Amid concurring opinions from industry analysts that the housing market hit bottom last year and is now in gradual recovery mode, the nation's debt ceiling debate brings unwelcome uncertainty.


The ""Center for American Progress (CAP) argues"": vehemently that neglecting to raise the debt ceiling would be detrimental to the housing recovery and the nation's economy as a whole.

""Not raising the debt ceiling quickly and unconditionally is economic malpractice that could derail a modest economic and jobs recovery,"" said Christian E. Weller, senior fellow at CAP in ""How the Debt Ceiling Fight Could Derail the Recovery.""

House Republicans conceded Friday to vote next week on a three-month extension of the debt limit. In return, they demand a budget that reduced spending.

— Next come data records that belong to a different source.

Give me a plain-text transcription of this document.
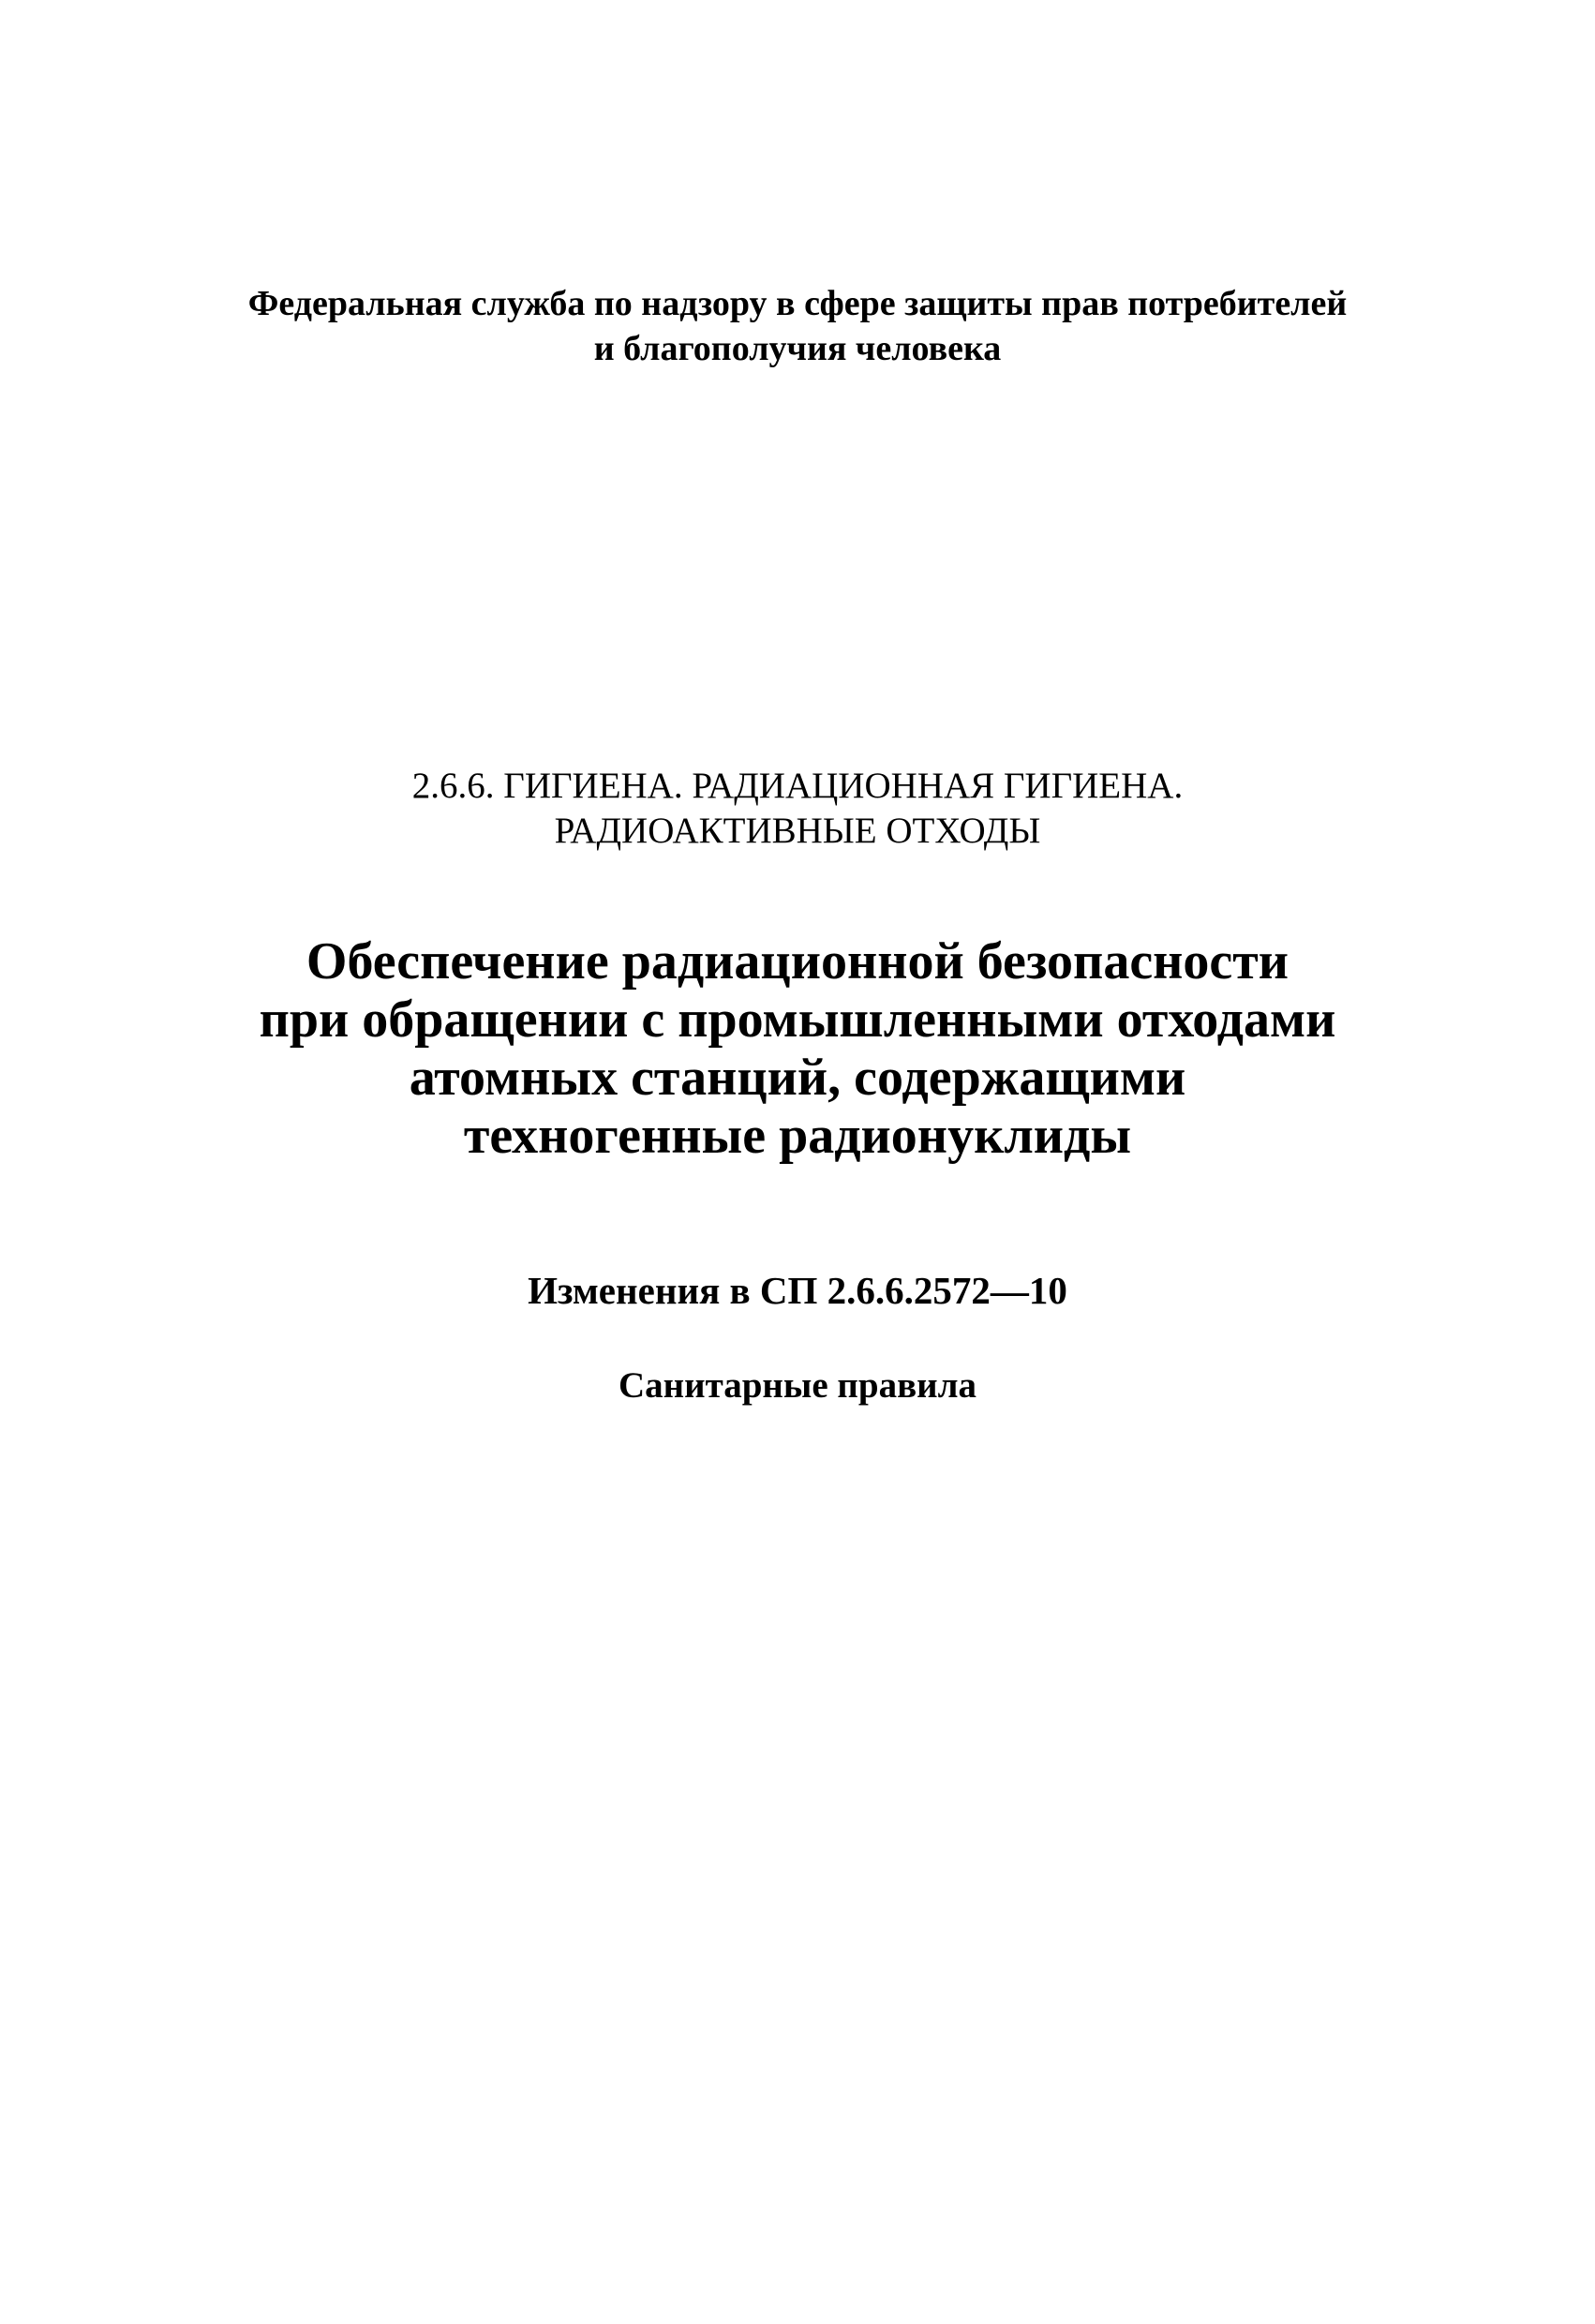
Федеральная служба по надзору в сфере защиты прав потребителей
и благополучия человека
2.6.6. ГИГИЕНА. РАДИАЦИОННАЯ ГИГИЕНА.
РАДИОАКТИВНЫЕ ОТХОДЫ
Обеспечение радиационной безопасности
при обращении с промышленными отходами
атомных станций, содержащими
техногенные радионуклиды
Изменения в СП 2.6.6.2572—10
Санитарные правила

""We must pay our bills and responsibly budget for our future,"" said Majority Leader Eric Cantor (R-Virginia) in a statement Friday, according to the ""_Huffington Post._"":

Republicans ""will authorize a three month temporary debt limit increase to give the Senate and House time to pass a budget,"" he continued. ""Furthermore, if the Senate or House fails to pass a budget in that time, Members of Congress will not be paid by the American people for failing to do their jobs. No budget, no pay.""


Weller argues that if Congress were to refuse to raise the debt ceiling and, forcing the government to default on some of its debts, ""investors will likely lose faith in the government.""

The result will be higher interest rates for Treasury bonds, which will translate into higher interest rates for other U.S. securities.

In fact, Weller estimates a 0.5 percent increase in Treasury bond rates will render a 0.66 percentage point uptick in mortgage rates.

With affordability as a key driver in the housing recovery, an increase in interest rates could deter buyers.

Weller suggests a 0.66 percentage point increase in mortgage rates could prevent between 41,000 and 48,000 new home sales in one year.

This anticipated decline is ""equal to about two-thirds of the growth in new home sales seen in the 15 months from June 2011 to September 2012, when the housing market began its recovery,"" Weller stated.

While this decline would be bad for the housing market itself, Weller argues the broader economy would suffer as well.

""The housing market accounts for only 3 percent or 4 percent of total U.S. spending, but it has a disproportionate importance to economic recovery,"" Weller said.

The decline in home sales would prompt a reversal in the recent trend of rising prices in many markets across the country. Construction-related jobs would also take a hit, according to Weller.

Without raising the debt ceiling, the government could have reached the current debt ceiling as early as next month, and according to Weller, the negative impacts would be widespread, even if neglecting to raise the debt ceiling is temporary.